Lanfranco Caminiti “Senza”, presentazione

Raccontare il dolore, raccontare l’assenza della persona amata. Non è facile senza cadere nell’ enfasi, ma raccontando con verità e delicatezza, quella derivata dal pudore che nasce dal sentimento. I ricordi si alternano alle terribili fasi del presente, i ricordi per rivivere momenti di quotidianità e solo dentro i quali chi non c’è più ritorna con tutta la vividezza del reale. Chi non c’è più fisicamente c’è sempre nella forza della memoria che come una prigione dorata sa mantenere in vita chi abbiamo amato.

Paura di perdere i ricordi? Cosa può spingere chi affronta il dolore a scriverne?

Non è facile raccontarlo ma dà sicuramente senso all’esistenza di chi è sopravvissuto. Un diario, quello di Caminiti, una pagina dedicata per accettare l’assenza, per colmare quel vuoto incolmabile?

“Si può scrivere del dolore in molti modi ma solo uno richiede, oltre al talento, anche coraggio: quello che non mira a descrivere per esorcizzare o a condividere per superare, ma piuttosto a scavare nella sofferenza fino a raggiungerne il nucleo incandescente per poi attraversarlo.

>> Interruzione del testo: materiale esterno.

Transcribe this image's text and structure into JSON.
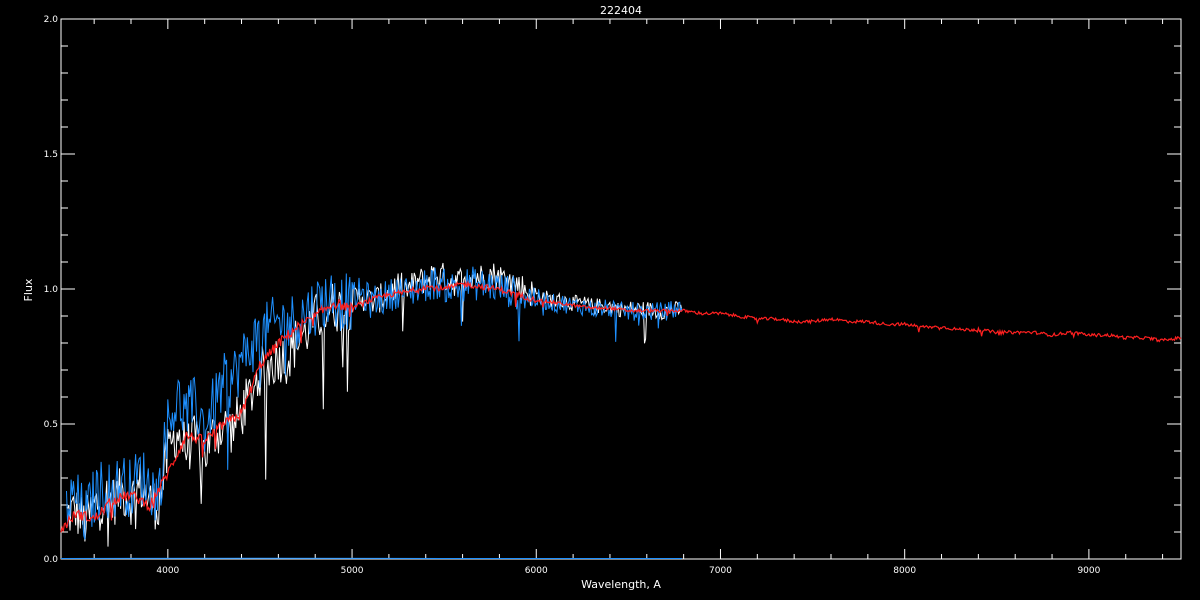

Col rischio di bruciare e la certezza di uscirne comunque ustionati. (da Andrea Colombo, nella pagina Cultura del Manifesto on line.)

Da Minimum Fax

«L’avrebbero vestita le sue nipoti. Io diedi loro l’abito che aveva comprato da poco e una camicia di percalle. L’abito era rosa antico e smanicato. E Paola non girava mai a braccia nude, le sembrava poco elegante».
Comincia così questo romanzo, con poche misurate parole che segnano l’ingresso di un uomo nel tempo che segue alla scomparsa della persona amata. E il tempo che segue è un elenco di luoghi, oggetti, libri, episodi. […]
Una lettera postuma, ma anche un’agenda del vuoto, lo stupore dei posti che sopravvivono, l’insofferenza per l’egoismo che si annida persino nel dolore. E, infine, un apprendistato della solitudine, in un mondo improvvisamente desertificato, dove tuttavia, attraverso la scrittura, l’amore sopravvive anche nell’assenza.